O-6
Rapid detection, identification and enumeration of beer-spoilage
bacteria by FISH method.
The microbiological quality of beer is generally assessed on the basis of culture detection. If microorganisms are detected using suitable media, morphological examinations, antibody techniques and/or PCR methods are performed to identify the microorganisms.Since this technique requires at least for several days for cultivation, a more rapid and accurate detection method for beer-spoilage bacteria has been desired. Over the past decade, the FISH (fluorescent in situ hybridization) method has made a rapid progress as a tool for the enumeration and the identification of the target bacteria, and has been widely applied to the environmental and clinical field. Last year in WBC2000, we showed that the DNA probes specific to Pectinatus species could successfully identify Pectinatus species in a species-specific manner, and detect Pectinatus among several thousands of non-Pectinatus cells at the single cell level. The FISH method has a great potential for direct quantitative detection of beer-spoilage bacteria without any culturing steps and the procedures can be completed within five hours. However the quantitative detection method we reported requires an extra step for recovering and washing cells by centrifugation and a considerable number of cells might be lost in this process. For this reason, the detection limit of this FISH method (10(^3) Pectinatus cells/100 ml beer) was significantly lower than we expected. This FISH method also has a possible risk of contamination during the procedures. In this study, we newly developed the direct detection method on a filter membrane using the probes conjugated with fluorescent dye. We had to overcome three technical problems to detect target bacteria on a membrane by FISH. (1) fixing bacteria quickly and efficiently on a membrane, (2) keeping the membrane soaked with probe-solution in a dark closed system during hybridization, (3) increasing fluorescence intensity of target bacteria. Using beer-samples containing approximately 10 cells of Pectinatus, we succeeded in detecting the target bacteria on a membrane by FISH. The sensitivity of this method was evaluated by comparing with a traditional cultivation method. In this presentation, we will discuss the potential application of this method to microbiological quality control of beer and work-in-process products.

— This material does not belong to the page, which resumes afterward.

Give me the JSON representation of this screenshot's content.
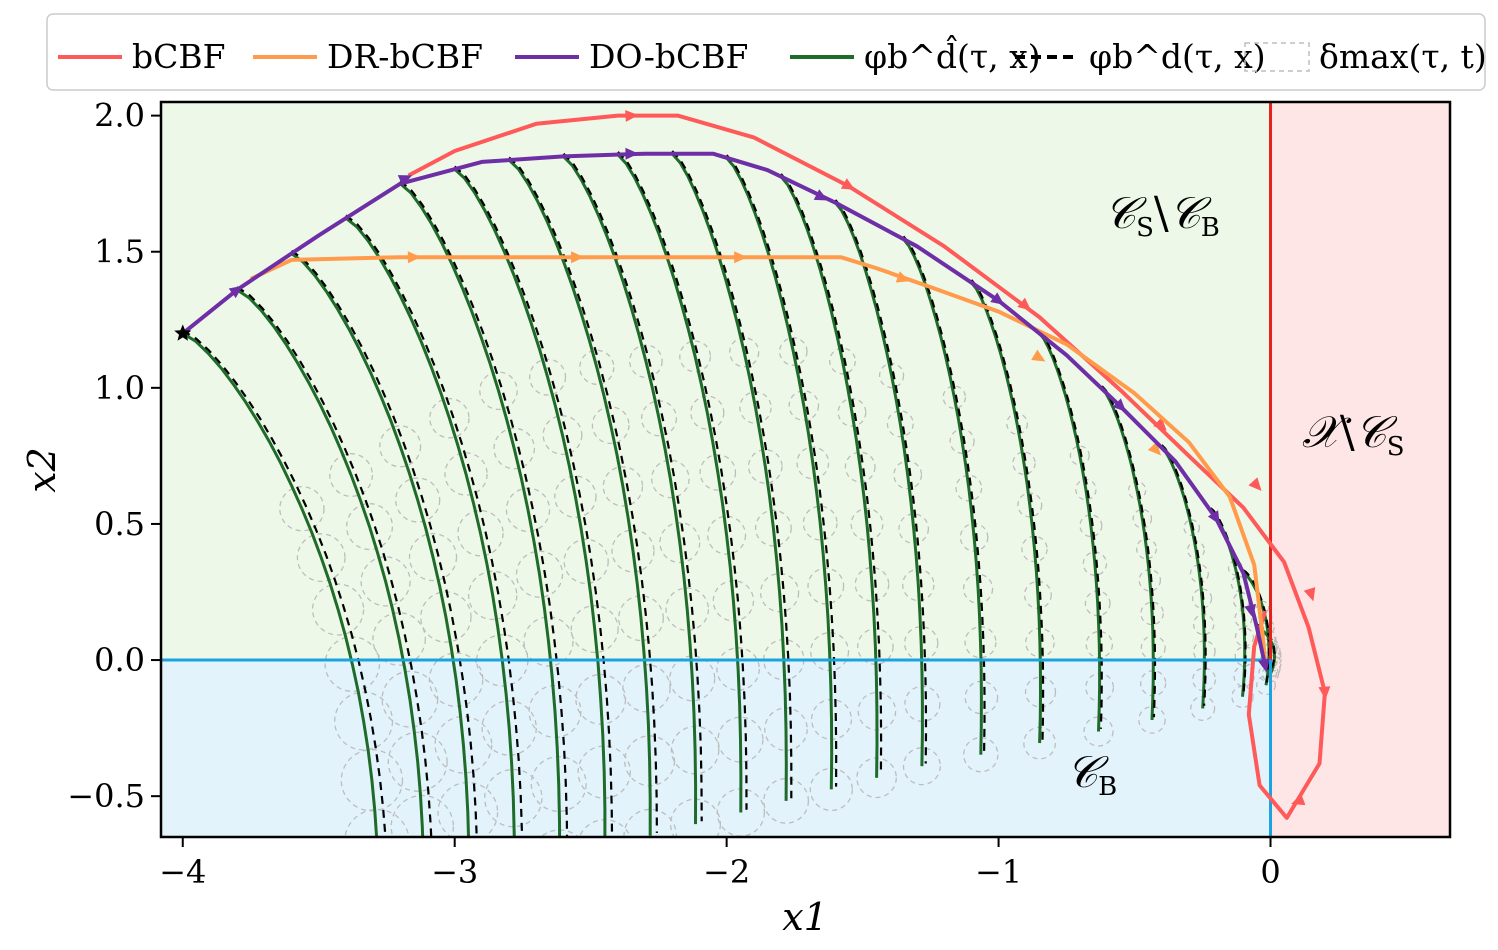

Takaomi Yasuhara is a specialist on molecular biology at the Brewing Research, Development Laboratory, Asahi Breweries. He received his M.S. degree in bio-engineering from Osaka University, where he majored in yeast genetics directed by Prof. Ohshima, and joined Asahi Breweries, Ltd. in 1991. During 1991-1998, he had been engaged in fundamental research in Oncology and Allergology. Since 1999, he has been researching for microbiological quality assurance in brewing.